L’exposition de cartes postales anciennes met en lumière l’évolution de Bagnères-de-Bigorre. Entre clichés de 1900 et photos récentes, Octavia Anderson relie passé et présent avec tendresse et regard d’artiste.
Octavia Anderson est sans doute la plus Bagnéraise des Australiennes. Depuis aujourd’hui, elle expose, dans la vitrine de la bouquinerie associative, une sélection de cartes postales anciennes qu’elle chine régulièrement. Chacune est mise en parallèle avec une photographie réalisée au même endroit, près d’un siècle plus tard.
Une artiste tombée amoureuse de la cité thermale qu’elle a adoptée à l’occasion d’une année sabbatique… qui s’est finalement prolongée malgré elle : « C’était en 2019. Puis le Covid est arrivé et je ne pouvais plus quitter la France. Les vols étaient annulés, c’était difficile de rentrer. Entre-temps, j’ai rencontré celui qui allait devenir mon mari, Cédric. Alors, quand j’ai enfin pu repartir, j’ai dit non : je reste ici. »
Passionnée de livres et de photographie, cette touche-à-tout n’a pas tardé à pousser la porte de cette bouquinerie pas comme les autres.
« En Australie, je travaillais dans une bibliothèque, alors je ne suis pas trop dépaysée.
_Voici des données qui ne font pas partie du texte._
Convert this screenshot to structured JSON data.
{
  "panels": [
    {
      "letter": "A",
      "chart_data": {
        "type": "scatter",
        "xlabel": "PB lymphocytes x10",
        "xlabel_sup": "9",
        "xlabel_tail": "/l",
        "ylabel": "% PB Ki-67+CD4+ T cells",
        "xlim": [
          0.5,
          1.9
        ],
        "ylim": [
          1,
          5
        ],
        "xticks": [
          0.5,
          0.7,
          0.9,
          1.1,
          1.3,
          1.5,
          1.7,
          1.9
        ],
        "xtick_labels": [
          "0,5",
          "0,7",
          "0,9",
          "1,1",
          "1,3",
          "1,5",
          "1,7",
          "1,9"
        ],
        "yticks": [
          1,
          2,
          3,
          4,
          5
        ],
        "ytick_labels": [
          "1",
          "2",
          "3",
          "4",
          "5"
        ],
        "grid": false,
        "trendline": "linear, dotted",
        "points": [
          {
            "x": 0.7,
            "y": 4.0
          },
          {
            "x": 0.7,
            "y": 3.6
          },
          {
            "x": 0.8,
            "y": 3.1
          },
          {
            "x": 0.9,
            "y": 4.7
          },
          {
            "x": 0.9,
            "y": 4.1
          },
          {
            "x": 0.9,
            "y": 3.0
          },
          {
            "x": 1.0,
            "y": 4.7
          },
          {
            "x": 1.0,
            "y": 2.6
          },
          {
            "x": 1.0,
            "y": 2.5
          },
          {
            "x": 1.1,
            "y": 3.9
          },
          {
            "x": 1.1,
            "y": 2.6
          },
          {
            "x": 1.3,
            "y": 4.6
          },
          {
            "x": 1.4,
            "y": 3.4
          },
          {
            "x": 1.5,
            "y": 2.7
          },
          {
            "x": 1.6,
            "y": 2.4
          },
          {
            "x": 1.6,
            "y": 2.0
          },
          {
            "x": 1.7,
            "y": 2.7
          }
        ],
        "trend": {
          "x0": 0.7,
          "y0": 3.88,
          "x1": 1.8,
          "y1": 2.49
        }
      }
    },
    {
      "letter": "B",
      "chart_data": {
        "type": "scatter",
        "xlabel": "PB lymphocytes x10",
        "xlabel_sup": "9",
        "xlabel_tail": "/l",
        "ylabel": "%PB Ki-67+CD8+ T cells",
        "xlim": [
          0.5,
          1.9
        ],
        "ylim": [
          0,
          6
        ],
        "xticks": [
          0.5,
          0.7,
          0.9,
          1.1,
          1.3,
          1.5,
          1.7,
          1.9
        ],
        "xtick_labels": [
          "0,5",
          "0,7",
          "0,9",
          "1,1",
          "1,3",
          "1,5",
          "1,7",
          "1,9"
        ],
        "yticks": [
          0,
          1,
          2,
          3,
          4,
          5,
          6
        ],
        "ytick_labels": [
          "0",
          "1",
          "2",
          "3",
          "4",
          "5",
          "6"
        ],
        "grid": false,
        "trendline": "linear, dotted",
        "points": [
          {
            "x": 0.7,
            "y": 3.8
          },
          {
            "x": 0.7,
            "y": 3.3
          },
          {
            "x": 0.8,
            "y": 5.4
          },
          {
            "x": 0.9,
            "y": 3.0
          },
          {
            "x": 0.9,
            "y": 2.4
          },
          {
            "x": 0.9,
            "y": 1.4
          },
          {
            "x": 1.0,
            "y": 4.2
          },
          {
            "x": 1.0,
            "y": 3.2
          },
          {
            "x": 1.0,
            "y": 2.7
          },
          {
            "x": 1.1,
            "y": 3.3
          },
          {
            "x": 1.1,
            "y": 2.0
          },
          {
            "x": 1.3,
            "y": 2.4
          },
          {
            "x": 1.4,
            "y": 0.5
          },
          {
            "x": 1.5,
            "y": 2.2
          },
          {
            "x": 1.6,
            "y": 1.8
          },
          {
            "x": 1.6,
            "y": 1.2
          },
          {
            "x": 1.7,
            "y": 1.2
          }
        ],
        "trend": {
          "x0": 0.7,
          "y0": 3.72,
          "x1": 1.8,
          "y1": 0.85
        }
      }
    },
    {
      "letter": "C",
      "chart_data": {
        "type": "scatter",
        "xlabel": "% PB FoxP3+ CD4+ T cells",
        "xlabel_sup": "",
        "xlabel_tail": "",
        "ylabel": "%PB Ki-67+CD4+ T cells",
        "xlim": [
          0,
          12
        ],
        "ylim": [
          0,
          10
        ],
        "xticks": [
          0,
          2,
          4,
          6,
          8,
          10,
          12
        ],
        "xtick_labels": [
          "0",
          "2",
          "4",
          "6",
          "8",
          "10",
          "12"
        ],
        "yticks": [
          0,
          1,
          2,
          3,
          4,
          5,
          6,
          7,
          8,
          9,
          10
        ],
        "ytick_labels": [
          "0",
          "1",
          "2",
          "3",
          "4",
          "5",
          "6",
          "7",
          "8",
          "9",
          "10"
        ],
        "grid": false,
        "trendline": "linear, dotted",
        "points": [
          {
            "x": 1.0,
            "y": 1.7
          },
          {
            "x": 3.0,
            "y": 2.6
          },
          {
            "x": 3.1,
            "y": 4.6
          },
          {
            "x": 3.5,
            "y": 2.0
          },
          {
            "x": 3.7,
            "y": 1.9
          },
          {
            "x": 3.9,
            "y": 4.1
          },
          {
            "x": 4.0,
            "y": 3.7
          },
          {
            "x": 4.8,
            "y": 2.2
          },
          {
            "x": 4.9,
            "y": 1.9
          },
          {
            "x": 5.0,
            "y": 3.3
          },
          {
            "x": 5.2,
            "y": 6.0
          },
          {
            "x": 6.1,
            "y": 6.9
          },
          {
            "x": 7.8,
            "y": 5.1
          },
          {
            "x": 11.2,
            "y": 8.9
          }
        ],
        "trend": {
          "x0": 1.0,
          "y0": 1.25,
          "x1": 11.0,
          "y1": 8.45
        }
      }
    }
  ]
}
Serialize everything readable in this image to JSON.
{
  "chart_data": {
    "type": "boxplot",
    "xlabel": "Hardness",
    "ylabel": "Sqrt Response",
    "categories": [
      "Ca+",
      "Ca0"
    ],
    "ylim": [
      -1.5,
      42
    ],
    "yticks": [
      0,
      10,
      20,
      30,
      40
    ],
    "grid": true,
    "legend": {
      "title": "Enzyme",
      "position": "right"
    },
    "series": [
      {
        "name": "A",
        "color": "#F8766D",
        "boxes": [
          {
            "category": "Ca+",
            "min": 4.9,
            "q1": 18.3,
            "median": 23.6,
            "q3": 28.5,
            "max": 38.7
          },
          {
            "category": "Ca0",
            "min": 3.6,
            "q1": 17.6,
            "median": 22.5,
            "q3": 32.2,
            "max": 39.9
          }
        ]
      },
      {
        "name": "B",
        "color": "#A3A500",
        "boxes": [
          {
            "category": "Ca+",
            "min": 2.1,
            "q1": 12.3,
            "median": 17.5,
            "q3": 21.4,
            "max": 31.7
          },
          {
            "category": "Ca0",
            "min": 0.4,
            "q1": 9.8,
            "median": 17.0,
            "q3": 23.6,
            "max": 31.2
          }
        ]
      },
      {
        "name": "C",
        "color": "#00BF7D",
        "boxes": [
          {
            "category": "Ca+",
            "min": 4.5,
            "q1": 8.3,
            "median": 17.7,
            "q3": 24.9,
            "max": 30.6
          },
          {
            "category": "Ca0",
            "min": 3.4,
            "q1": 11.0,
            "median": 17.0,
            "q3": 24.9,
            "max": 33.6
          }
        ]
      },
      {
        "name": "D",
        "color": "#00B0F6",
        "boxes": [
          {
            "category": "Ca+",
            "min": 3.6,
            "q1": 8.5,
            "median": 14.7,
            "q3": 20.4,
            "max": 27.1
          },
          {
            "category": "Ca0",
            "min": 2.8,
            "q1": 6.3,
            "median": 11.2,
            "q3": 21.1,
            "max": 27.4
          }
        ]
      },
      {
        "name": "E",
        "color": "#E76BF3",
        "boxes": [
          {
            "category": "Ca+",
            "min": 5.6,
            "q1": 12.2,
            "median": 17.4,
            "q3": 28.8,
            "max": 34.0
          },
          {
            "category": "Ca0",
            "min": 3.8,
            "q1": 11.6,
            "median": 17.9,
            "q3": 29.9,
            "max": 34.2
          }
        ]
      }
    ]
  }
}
J’aime ce travail et je suis heureuse d’être bénévole ici depuis un an. »
Une passion pour les cartes postales anciennes
Octavia s’est également prise de passion pour les cartes postales représentant Bagnères-de-Bigorre et ses environs entre les années 1900 et 1920.
« Mon exposition, c’est ma collection personnelle. Je fais les vide-greniers, les marchés, les antiquaires, tous les endroits où je peux trouver ces vieilles cartes. Je me suis intéressée aux histoires qu’il y a derrière ces cartes postales. J’aime beaucoup ça et j’ai eu l’idée de les utiliser comme source d’inspiration en retrouvant les mêmes endroits aujourd’hui, une sorte d’avant/après. C’est aussi une excuse pour découvrir de nouvelles randonnées que je fais avec mon mari. On retrouve les lieux que j’ai vus sur les cartes, les cabanes, lorsqu’elles sont toujours là. Quand elles n’y sont plus, c’est plus difficile, mais on arrive tout de même à retrouver les lieux. Il y a aussi les cascades, les ruisseaux et la montagne. J’adore regarder le passé et le comparer avec ce que sont devenus les mêmes espaces aujourd’hui. »
Intitulée « Bagnères Postcards », ou « Cartes postales de Bagnères » en français, l’exposition a naturellement trouvé sa place dans la vitrine de la bouquinerie.
« C’est sympa parce que, même si la bouquinerie est fermée, les gens peuvent quand même visiter l’exposition. Les cartes postales datent d’une période allant de 1900 aux années 1920, tandis que les photographies contemporaines ont été prises entre 2021 et 2026. C’est une porte d’entrée vers le passé. L’histoire n’est pas figée, elle s’écrit chaque jour. »
Une démarche qui permet également à la jeune Australienne de mesurer l’évolution du territoire.
« Je veux témoigner de l’aspect actuel des lieux. Certains éléments perdurent, d’autres évoluent : on compte moins d’arbres en ville, mais davantage sur les versants montagneux. »
Une Bagnéraise d’adoption
Aujourd’hui, Octavia savoure pleinement sa vie de famille à Bagnères-de-Bigorre, aux côtés de son mari, Cédric, et de leur fille, Flora. Même ses parents ont succombé au charme de la ville.
« On est très contents ici. D’ailleurs, mon père et ma mère, qui sont retraités, étaient venus pour une année et ils ont finalement décidé de rester. »
Généreuse et investie, la jeune Australienne a rapidement trouvé sa place au sein de la bouquinerie. Son accent chantant et sa simplicité séduisent tous ceux qui la rencontrent.
« Récemment, je suis devenue secrétaire de la bouquinerie. J’aime le but de cette association, qui est de permettre au plus grand nombre d’avoir accès à la lecture. Je suis très impliquée ici et je dois dire passionnée aussi. Je réfléchis notamment à proposer des lectures bilingues. »
L’exposition « Bagnères Postcards » est visible jusqu’au 12 septembre. Une belle invitation à voyager entre passé et présent, au fil des cartes postales et des paysages bagnérais.